Sono messaggi forti perché sono diversi da quelli che si odono
normalmente nelle nostre chiese. Sono messaggi che vanno al cuore:
distinguono la sostanza dall' "accidente" (come direbbe ancora San
Tommaso) e si soffermano sulla prima, indicandola come via. Una grande
fede, come quella che indubbiamente anima il Papa dei nostri giorni, non
nasconde, in lui, una grande fiducia nelle mani dell'uomo. Una fiducia
che gli fece indicare "l'uomo come via della Chiesa" nella sua prima
enciclica, Redemptor hominis. Non poteva Giovanni Paolo II, scegliere
una città più multietnica e multiculturale di Toronto: una metropoli di
due milioni e mezzo circa di abitanti dove si parlano circa 100 tra
lingue e dialetti e dove sono presenti 170 gruppi etnici.
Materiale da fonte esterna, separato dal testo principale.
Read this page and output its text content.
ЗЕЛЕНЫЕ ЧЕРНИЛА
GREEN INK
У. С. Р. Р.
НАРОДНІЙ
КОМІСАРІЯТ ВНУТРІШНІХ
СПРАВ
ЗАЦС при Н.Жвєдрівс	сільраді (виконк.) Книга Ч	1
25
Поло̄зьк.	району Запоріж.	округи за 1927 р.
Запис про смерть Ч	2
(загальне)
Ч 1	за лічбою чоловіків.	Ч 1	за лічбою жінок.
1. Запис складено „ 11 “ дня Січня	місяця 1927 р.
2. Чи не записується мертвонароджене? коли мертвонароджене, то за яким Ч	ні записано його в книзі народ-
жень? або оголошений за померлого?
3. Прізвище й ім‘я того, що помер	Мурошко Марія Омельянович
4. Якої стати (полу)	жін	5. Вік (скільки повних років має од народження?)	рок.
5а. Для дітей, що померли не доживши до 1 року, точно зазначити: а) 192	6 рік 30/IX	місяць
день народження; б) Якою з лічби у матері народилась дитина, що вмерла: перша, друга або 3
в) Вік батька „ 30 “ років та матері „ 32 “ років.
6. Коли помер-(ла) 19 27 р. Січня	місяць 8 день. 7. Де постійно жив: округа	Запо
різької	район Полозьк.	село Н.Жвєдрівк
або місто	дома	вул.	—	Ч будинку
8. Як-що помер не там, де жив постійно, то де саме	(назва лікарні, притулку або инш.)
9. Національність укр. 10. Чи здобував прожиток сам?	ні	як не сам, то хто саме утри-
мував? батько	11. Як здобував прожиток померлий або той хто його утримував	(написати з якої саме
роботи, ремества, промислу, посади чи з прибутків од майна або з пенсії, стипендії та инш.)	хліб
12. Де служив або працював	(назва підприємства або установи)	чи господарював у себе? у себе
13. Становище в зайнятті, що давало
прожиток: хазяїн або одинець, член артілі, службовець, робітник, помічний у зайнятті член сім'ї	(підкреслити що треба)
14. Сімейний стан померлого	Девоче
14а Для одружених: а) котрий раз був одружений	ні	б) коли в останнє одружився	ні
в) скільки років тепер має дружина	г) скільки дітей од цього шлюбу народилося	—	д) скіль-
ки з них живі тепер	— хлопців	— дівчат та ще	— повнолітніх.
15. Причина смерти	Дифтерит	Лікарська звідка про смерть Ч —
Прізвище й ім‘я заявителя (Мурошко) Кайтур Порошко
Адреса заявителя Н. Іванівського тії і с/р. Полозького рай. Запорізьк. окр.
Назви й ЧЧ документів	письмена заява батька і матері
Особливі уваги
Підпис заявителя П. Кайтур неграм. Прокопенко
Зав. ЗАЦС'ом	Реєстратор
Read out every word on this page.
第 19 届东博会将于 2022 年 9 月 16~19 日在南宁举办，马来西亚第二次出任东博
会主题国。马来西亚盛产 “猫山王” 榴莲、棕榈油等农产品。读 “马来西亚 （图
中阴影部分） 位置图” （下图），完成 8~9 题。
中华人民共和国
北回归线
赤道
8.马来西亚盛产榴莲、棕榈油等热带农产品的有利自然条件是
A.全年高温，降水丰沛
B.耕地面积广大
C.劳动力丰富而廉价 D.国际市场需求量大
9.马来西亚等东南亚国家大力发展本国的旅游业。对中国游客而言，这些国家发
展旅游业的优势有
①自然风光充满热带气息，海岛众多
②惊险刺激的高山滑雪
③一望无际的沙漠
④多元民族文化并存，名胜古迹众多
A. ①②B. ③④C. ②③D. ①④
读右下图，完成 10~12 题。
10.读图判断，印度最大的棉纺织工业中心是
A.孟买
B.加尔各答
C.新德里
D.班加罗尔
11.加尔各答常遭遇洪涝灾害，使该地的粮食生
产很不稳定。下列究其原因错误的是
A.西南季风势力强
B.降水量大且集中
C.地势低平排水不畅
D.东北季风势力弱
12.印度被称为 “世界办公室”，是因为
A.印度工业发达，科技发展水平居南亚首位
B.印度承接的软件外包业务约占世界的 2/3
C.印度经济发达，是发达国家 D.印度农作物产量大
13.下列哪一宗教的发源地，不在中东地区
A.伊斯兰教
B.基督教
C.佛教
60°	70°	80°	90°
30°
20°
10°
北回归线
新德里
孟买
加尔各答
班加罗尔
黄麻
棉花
Ebbene, in
questa metropoli e per questa occasione, il Papa ha scelto un versetto
del Vangelo di Matteo: "Voi siete il sale della terra…Voi siete la luce
del mondo" (5, 13-14). La luce illumina il sale insaporisce. Nessuno dei
due distrugge o ingaggia anche solo una battaglia con gli elementi con i
quali viene in contatto. Perché, come nel caso del messaggio cristiano,
semplicemente non ne ha bisogno: cerca, infatti, la libertà. Come diceva
il poeta Holderlin: "Dio ha creato il mondo come l'oceano la terra,
ritirandosi". Cioè dando ad esso libertà. E così all'uomo. E così alle
culture. E così alle etnie. Perché è un messaggio per il senso
dell'esistenza che può illuminare e insaporire tutto e tutti. Pretende
solo il rispetto della legge minima della libertà degli uomini che
vivono assieme: i diritti umani. Perché quelli vengono prima di ogni
religione, etnia e cultura. Vengono prima perché sono con l'uomo che
esisteva prima del resto.
La XVII Giornata mondiale della Gioventù si è chiusa con un'immagine:
quella del Papa sulla pedana mobile sospinto dai ragazzi. Come a dire
che chi ha un messaggio di salvezza trascendente non ha paura della
debolezza umana. Anche lui chiede che il suo corpo sia spinto perché il
male che lo affligge non gli consente di andare da solo dove la mente e
il cuore gli dicono di andare. Il futuro che spinge il futuro: il futuro
dei giovani che sospinge dolcemente il senso di quel futuro che
continuamente viene fuori con novità, con freschezza, dal vecchio Papa:
sempre più vecchio, sempre più stanco. Non ha avuto paura neanche ad
ammettere lo scandalo dei sacerdoti pedofili americani. Chi annuncia il
Trascendente lo fa attraverso la propria umanità e quanto più questa
umanità è riconosciuta dall'interlocutore, tanto più quella trascendenza
è avvertita come vicina. "Voi siete giovani - ha detto nell'omelia a
Downsview Park - e il Papa è vecchio e un po' stanco. Ma egli ancora si
identifica con le vostre attese e con le vostre speranze. Anche se sono
vissuto tra molte tenebre, sotto duri regimi totalitari, ho visto
abbastanza per essere convinto in maniera incrollabile che nessuna
difficoltà, nessuna paura è così grande da poter soffocare completamente
la speranza che zampilla eterna nel cuore dei giovani. Non lasciate che
questa speranza muoia! Scommettete la vostra vita su di essa! Noi non
siamo mai la somma delle nostre debolezze e dei nostri fallimenti […]".
Non avere paura dell'umanità, ma anzi considerarla l'unica vera risorsa
cui affidare le sorti del mondo. Nella libertà, come ha fatto Dio:
limitando la propria per creare quella dell'uomo.